There are a few theories.
First, in the world of Marc Elias, $8,000 barely entitles you to read one of the magazines in his firm’s waiting room, so the engagement could just be a placeholder. In other words, by engaging him at a threshold level, Bellows’ more serious primary opponents like Angus King III or Hannah Pingree cannot.
Then there is Bellows unique ethical quandary: as the Maine’s top election official, shouldn’t she step down before running for governor in a race her office will supervise, people cursed with common sense might ask. Divining a reason why she shouldn’t might require the talents of a man like Elias.

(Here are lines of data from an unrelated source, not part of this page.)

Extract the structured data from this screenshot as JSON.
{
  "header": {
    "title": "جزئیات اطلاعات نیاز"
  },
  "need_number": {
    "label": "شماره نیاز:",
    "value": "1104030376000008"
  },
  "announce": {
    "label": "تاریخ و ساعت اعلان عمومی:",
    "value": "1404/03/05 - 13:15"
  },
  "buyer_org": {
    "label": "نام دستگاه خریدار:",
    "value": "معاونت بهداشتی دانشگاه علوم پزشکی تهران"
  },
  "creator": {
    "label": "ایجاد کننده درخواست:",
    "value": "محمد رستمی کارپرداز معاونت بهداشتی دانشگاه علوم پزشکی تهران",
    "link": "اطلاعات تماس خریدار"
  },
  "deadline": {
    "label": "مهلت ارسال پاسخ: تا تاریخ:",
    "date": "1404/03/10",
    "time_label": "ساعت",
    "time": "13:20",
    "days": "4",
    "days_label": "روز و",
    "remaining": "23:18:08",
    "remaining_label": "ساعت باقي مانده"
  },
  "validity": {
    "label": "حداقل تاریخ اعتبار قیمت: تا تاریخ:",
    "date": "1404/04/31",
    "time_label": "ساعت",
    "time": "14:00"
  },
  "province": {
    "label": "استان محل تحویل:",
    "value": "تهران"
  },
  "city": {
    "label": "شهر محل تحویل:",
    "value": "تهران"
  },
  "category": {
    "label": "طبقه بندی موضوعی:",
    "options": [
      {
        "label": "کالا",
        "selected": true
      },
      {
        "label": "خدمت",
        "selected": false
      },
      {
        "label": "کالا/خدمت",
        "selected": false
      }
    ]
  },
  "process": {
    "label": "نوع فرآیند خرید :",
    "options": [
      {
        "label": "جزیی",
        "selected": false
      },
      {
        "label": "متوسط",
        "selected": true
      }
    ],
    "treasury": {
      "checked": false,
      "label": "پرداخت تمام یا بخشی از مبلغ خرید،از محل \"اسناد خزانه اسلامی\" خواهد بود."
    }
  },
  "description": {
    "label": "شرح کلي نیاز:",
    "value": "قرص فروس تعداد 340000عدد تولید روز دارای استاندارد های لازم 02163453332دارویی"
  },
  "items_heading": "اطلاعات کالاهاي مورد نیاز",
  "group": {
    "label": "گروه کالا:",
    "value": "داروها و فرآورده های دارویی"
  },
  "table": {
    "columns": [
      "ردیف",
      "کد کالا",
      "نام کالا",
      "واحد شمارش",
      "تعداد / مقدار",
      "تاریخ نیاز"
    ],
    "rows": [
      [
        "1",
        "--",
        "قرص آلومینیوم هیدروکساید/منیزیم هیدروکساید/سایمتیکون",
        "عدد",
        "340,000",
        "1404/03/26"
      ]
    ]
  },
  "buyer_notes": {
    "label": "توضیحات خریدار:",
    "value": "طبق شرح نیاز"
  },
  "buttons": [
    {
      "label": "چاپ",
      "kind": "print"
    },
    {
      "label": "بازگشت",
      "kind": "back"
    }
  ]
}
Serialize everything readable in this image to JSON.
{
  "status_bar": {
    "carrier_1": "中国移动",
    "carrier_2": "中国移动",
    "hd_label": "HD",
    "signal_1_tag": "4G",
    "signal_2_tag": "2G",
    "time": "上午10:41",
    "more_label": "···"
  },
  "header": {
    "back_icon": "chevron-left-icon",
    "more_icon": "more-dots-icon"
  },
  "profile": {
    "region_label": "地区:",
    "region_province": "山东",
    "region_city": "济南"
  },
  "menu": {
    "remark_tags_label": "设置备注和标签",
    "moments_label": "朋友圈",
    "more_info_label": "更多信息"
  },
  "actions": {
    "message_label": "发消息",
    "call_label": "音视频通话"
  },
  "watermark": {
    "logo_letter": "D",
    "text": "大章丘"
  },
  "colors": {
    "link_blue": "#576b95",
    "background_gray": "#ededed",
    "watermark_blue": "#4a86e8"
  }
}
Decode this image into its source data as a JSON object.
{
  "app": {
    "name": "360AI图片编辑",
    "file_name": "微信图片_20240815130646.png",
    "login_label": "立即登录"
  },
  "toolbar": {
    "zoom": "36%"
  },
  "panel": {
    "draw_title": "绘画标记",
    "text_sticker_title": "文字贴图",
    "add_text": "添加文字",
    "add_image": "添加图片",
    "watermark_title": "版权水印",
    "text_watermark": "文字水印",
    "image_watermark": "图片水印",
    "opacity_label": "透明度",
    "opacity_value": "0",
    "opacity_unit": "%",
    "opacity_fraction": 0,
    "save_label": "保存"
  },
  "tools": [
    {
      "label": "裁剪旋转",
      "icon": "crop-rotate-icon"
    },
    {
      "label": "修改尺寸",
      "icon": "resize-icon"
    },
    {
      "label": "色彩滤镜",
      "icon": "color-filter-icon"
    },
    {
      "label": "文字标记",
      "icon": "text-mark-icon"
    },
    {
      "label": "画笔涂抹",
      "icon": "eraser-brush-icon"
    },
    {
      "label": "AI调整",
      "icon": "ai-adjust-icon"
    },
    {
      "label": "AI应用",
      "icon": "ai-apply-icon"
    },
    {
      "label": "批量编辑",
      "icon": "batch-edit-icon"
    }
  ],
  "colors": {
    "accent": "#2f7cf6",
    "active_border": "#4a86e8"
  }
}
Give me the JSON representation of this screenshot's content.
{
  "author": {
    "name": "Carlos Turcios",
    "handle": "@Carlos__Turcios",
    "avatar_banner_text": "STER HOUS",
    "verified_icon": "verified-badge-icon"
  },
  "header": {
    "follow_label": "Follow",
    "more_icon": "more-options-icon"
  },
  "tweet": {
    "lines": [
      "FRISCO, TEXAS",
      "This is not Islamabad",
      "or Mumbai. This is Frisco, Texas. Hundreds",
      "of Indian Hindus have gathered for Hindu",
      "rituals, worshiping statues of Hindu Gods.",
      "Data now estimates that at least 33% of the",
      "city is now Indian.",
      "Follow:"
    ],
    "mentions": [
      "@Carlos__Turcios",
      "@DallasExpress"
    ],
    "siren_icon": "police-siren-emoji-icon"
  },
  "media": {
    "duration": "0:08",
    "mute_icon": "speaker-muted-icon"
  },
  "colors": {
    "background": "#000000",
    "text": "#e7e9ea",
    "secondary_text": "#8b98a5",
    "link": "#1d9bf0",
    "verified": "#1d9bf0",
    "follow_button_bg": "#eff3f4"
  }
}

Finally, there is the founding myth of Shenna Bellows: she is a warrior who valiantly endeavored to keep the monstrous Trump off Maine’s 2024 ballot in a move that would have made Josef Stalin blush. A salvo like that sets a pace that is tough to maintain.
Maine’s outgoing Governor Janet Mills has upped her political capital by publicly defying Trump on the trans-gender question, and Maine Attorney General Aaron Frey has busied himself in recent months attaching the state to nearly 30 lawsuits against the Trump administration. By hiring a big gun lawyer like Elias, Bellows burnishes her credentials a “player” capable of jousting, in however pyrrhic a fashion, with an American president.
As the old saying goes, more will be revealed. For now, it’s enough to know that candidate Bellows, much like the fierce secretary of state she plays on television, is loaded for bear. The legal letters may soon be flying.